Collaboration … Matt Der Sarkissian and Sarah Evans.Australia’s first peer-to-peer car sharing service is set to start in Sydney, offering a cheap alternative to car ownership and giving owners more economic mileage out of their idle assets.
Car Next Door, due to launch a trial around Bondi and Paddington in December, is an online network where people share their cars with others for an hourly or daily fee. About 1000 people across Australia have registered their interest in the scheme.
The concept, which is gaining momentum in the US and Britain, aims to cut carbon emissions and take cars off the road as well as encourage neighbourly ties, the company’s co-founder, Will Davies, said.

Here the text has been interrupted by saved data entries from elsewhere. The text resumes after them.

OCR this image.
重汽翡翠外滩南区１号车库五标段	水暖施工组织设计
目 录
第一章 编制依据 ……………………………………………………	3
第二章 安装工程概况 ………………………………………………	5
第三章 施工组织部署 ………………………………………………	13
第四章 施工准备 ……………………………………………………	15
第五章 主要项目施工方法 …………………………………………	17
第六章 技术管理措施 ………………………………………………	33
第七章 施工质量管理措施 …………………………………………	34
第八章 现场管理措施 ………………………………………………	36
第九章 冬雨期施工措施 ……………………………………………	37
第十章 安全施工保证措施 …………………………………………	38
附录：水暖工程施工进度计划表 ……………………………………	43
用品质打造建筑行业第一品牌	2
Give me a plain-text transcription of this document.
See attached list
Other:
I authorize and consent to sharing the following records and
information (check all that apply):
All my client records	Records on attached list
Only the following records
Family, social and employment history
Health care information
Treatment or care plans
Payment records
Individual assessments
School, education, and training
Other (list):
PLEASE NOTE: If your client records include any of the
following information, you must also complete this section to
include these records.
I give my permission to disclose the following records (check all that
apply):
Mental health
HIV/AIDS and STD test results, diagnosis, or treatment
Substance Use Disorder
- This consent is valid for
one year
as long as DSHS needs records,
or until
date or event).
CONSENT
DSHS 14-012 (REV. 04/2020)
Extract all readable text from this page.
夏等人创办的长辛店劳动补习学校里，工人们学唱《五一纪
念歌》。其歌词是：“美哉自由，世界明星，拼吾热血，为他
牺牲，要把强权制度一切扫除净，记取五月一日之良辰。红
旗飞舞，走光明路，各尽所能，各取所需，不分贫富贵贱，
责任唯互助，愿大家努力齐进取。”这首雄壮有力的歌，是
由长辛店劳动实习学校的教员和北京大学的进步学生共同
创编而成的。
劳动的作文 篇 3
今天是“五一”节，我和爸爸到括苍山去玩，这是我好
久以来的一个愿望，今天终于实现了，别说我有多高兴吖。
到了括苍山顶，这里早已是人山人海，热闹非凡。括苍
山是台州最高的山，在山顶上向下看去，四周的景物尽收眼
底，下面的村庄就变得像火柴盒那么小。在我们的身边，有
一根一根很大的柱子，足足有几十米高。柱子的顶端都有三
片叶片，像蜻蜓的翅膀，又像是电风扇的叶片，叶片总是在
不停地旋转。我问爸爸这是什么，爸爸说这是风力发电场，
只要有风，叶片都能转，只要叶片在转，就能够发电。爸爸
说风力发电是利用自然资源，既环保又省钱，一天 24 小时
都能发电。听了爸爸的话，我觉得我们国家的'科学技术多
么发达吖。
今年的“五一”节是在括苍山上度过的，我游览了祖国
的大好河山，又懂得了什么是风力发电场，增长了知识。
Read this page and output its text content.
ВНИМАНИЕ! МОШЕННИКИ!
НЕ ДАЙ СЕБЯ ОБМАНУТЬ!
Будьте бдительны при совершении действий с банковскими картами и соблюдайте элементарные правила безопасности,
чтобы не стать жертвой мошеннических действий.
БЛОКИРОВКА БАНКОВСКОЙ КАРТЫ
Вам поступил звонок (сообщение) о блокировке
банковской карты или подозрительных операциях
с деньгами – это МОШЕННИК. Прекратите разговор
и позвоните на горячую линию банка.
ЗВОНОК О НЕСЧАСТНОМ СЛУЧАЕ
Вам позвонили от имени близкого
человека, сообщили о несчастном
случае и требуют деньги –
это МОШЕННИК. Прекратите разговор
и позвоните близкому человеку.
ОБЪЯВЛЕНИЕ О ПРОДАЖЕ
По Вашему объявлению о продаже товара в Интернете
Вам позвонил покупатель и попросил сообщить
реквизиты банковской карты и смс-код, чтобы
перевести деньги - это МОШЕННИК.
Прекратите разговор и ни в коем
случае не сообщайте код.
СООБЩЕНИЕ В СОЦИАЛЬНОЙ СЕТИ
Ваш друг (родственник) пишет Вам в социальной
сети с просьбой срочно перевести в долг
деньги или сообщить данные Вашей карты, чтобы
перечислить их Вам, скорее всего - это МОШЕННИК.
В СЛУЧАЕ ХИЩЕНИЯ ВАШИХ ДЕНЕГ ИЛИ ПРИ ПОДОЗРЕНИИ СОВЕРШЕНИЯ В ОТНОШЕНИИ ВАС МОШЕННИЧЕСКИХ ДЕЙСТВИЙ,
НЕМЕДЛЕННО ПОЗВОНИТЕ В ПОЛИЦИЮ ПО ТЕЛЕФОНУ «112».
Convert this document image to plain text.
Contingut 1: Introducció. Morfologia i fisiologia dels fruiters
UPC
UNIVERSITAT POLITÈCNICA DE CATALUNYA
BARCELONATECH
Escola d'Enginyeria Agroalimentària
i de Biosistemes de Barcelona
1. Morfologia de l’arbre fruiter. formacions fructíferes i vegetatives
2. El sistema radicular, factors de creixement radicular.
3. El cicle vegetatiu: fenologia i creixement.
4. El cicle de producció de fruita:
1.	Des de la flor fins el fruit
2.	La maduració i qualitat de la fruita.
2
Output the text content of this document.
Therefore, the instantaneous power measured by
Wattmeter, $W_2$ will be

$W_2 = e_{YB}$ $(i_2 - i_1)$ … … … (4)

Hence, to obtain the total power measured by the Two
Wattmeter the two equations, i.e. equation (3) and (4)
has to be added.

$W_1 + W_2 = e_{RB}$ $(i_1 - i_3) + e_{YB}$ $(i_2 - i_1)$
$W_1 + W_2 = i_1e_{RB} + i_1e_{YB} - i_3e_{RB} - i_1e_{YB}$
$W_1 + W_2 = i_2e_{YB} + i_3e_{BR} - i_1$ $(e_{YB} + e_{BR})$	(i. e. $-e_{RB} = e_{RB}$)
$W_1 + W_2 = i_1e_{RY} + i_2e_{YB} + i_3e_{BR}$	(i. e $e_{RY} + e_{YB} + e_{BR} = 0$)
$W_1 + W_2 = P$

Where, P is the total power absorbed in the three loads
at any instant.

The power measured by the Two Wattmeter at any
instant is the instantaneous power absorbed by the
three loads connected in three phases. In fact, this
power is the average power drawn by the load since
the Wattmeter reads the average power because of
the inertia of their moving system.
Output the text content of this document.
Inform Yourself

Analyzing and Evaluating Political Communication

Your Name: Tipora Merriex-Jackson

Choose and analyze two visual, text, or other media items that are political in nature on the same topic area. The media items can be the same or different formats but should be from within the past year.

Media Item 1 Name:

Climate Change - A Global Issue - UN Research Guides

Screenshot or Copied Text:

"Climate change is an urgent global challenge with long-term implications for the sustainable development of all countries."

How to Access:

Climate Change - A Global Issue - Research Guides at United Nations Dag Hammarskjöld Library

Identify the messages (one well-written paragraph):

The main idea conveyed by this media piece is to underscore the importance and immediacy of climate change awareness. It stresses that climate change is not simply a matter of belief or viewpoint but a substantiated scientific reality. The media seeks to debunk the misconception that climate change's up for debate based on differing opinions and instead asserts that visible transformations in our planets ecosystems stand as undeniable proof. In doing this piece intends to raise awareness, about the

”There are millions of cars sitting idle in Australia doing nothing for nearly all the time. We are unlocking a way for those car owners to continue to use the cars themselves, while renting it out to trusted neighbours,” he said.
”It means people feel more comfortable getting rid of their car and using public transport and walking and riding because they know at the times they need a car, it is readily available.”
Most users pay a monthly fee, which for car owners includes comprehensive insurance, plus damage cover for borrowers. Lenders then receive up to 75 per cent of rental proceeds.
Lenders set their own price – ideally $5 to $15 an hour or up to $55 a day. To allay fears about lending out cars to strangers, borrowers undergo a driving history and credit check.
Rachel Botsman, the author of What’s Mine is Yours: The Rise of Collaborative Consumption, said the concept is part of a burgeoning economy that includes the errand sharing website Airtasker and the classified ad website Craigslist, where skills and assets are shared or traded through social media.
”There is a sustainability benefit where you are actually making more efficient use of resources, and there is the economic benefit. This is hard cash in people’s pockets,” she said, adding lenders in the British car-sharing scheme WhipCar made up to £12,500 ($19,700) a year.
Matt Der Sarkissian, 24, of Bondi, cycles to work but hopes to rent a car through Car Next Door about once a fortnight. ”Sometimes I go away for the weekend, or you have something to pick up and you can’t cycle or carry it on public transport,” he said.
Sarah Evans, 51, also of Bondi, catches public transport to work in the city each weekday, and had been considering selling her Volkswagen Golf before signing up to the scheme as a lender.
”[The car] sits idle on the street most of the time. I’m hoping to recoup some of the running costs for it … and hopefully it’s a way of getting to know the neighbours a bit better,” she said.
Do you think renting your car to people on your street would really improve your relationships with your neighbours?
This story Administrator ready to work first appeared on Nanjing Night Net.